Dubbed “Mr. Multi-Media” by Billboard Magazine, Penner’s diverse repertoire includes 12 children’s albums and countless live shows, including more recently at university campuses and summer festivals.
He has composed the music for APTN/YTV’s puppet theatre series Tipi Tales, and wrote the score and hosted the TV documentary The Simple Way (focused on the relevant, worldwide topic of voluntary simplicity).
Penner also recently hosted the Polaris Music Prize, which honours, celebrates and rewards creativity and diversity in Canadian recorded music. (This year’s prize went to fellow Prairie-raised artist Buffy Sainte-Marie.)
Penner is probably best known to those who grew up in the 1980s and early ‘90s from when he crawled out of that hollow log to the sound of a juice harp, and introduced viewers to the “Word Bird.”
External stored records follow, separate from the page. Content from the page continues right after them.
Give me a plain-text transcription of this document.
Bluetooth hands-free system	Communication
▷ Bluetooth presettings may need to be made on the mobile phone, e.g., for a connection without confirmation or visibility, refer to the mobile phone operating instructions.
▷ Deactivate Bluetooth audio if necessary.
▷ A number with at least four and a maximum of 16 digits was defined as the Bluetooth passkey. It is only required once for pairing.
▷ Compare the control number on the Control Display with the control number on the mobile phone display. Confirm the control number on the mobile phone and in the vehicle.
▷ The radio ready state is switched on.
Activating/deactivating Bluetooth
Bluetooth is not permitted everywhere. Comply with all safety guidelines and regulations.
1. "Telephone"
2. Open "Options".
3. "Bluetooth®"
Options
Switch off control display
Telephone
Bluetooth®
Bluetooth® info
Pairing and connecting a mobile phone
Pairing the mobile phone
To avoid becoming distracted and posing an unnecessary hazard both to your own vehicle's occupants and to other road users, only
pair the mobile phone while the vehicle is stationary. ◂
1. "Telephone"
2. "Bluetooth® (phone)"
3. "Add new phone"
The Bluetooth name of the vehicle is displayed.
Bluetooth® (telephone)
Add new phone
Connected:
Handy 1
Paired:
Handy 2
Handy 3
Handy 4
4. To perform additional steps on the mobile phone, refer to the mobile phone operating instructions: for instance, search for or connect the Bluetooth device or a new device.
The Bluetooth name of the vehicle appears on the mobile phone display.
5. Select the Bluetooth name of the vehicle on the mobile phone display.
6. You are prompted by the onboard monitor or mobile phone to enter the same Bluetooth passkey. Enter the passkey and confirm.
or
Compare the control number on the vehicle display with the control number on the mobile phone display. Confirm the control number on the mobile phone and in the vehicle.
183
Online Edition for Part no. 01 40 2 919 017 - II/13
Penner appeared for 12 seasons and nearly 900 episodes of the hit CBC TV show Fred Penner’s Place, and still receives mail from his fans, including some of the 55 million American viewers who watched his show when it ran for four years on the Nickelodeon cable channel.
“Children, if I can extrapolate that to an entire demographic, need places where they can feel comfortable — whether it’s their bedroom or a living room or under a piano, a place where they can feel protected and completely in their own zone,” Penner told The Winnipeg Free Press recently, adding, “Once you arrived at Fred Penner’s Place, you were protected.”
A four-time recipient of the Parents’ Choice Award and the man Los Angeles Parent called the “Canadian Minister of Positivity,” Penner has successfully transformed children’s entertainment into a family affair. More than the music, the two-time Juno winner for best children’s album, Sing with Fred, and eight-time nominee’s body of work is about energy and emotional connection.
In 2000, the Canadian Institute of Child Health honoured Penner for his contribution to the well-being and safety of children. He is also a recipient of the Order of Canada.
This visibility has allowed Penner the privilege to use his voice to “bring something of value” as a spokesperson for organizations such as UNESCO, World Vision, UNICEF and the National Conference on Down Syndrome, which he chaired.
Tickets for Fred Penner’s performance at the Performing Arts Centre, Sunday at 11 a.m., are $12 each and are available now through the Ticket Seller at 549-7469, www.ticketseller.ca.
Series subscriptions for the 2015-16 kids series are $36 and include tickets to The Reluctant Dragon, Hamelin: A New Fable and The Middle of Everywhere.